Цезарь гавкнул и, осторожно взяв ее зубами за подол, потянул к дому.
— Ну пошли, — сказала мистрис Доусон, оценивающе глядя на пса. «Тебя же в Оксфордшир, наверное, увезут, а жаль — адмирал-то, как в отставку вышел, все думает собаку купить — на уток охотиться. Сможешь, на уток-то? — она погладила Цезаря по спине, и тот затрусил вслед за ней к дому.
— Мама, — тихо сказала Полли, опускаясь на колени перед простым, серым камнем.
«Здравствуй, мамочка. Вот, я и пришла. И внук твой тут, рядом, Александр его зовут. А братьев моих нет больше, ты прости, милая, — она тяжело вздохнула и, приняв от сына букет полевых цветов, положила его на камень.
— Леди Мэри Кроу, — прочел Александр. «Получается, она была женой сэра Стивена, а любила другого человека, мама? — мальчик поднял серые глаза.
Полли потрогала простой, медный крестик на смуглой шее и, помолчав, ответила:
— Да, сыночек. Так бывает.
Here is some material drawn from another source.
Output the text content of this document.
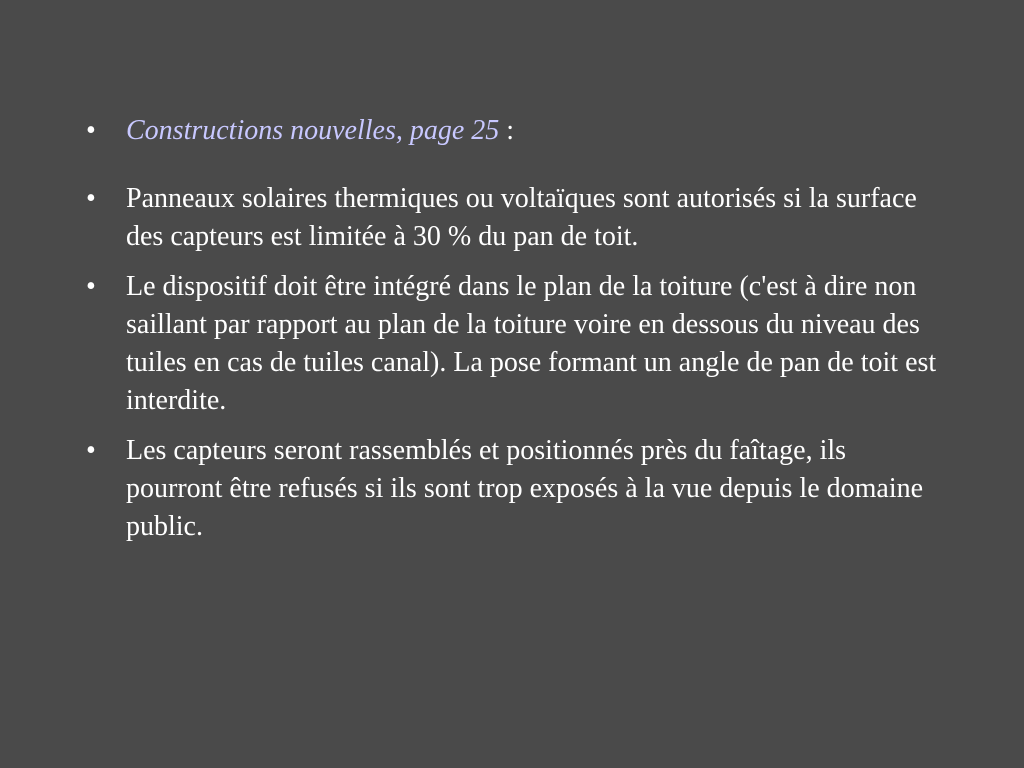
•	Constructions nouvelles, page 25 :
•	Panneaux solaires thermiques ou voltaïques sont autorisés si la surface des capteurs est limitée à 30 % du pan de toit.
•	Le dispositif doit être intégré dans le plan de la toiture (c'est à dire non saillant par rapport au plan de la toiture voire en dessous du niveau des tuiles en cas de tuiles canal). La pose formant un angle de pan de toit est interdite.
•	Les capteurs seront rassemblés et positionnés près du faîtage, ils pourront être refusés si ils sont trop exposés à la vue depuis le domaine public.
Видишь, а твоя бабушка, миссис Марта, выкормила меня своей грудью, вместе с тетей Мэри, воспитывала, учила, замуж выдала, так что, — она привлекла к себе сына, — она тоже моя мама. А вот мой отчим, — женщина нежно погладила соседний камень, — отец дяди Питера. Он был добрый человек, очень добрый, и нас всех, детей, любил одинаково.
Александр посмотрел на цветы, и вдруг сказал: «Мама, я, когда вырасту, вернусь в Порт-Рояль, и привезу тело папы. Там же, в Оксфордшире, у нас тоже семейное кладбище есть, да?»
— Конечно, — ответила Полли, поднимаясь, погладив белый крест, под которым лежала Тео.
«Там дедушка твой, граф Филип, и бабушка, леди Кэтрин, и старший брат папы, граф Александр, тебя в честь него назвали. Съездишь, и заберешь, конечно, пусть папа там лежит, вместе со всеми, как положено».
Александр вскинул голову, и, посмотрев на высокое, голубое небо, вздохнув запах нагретых солнцем полей, сказал: «Мне так нравится в Англии, мамочка, так нравится».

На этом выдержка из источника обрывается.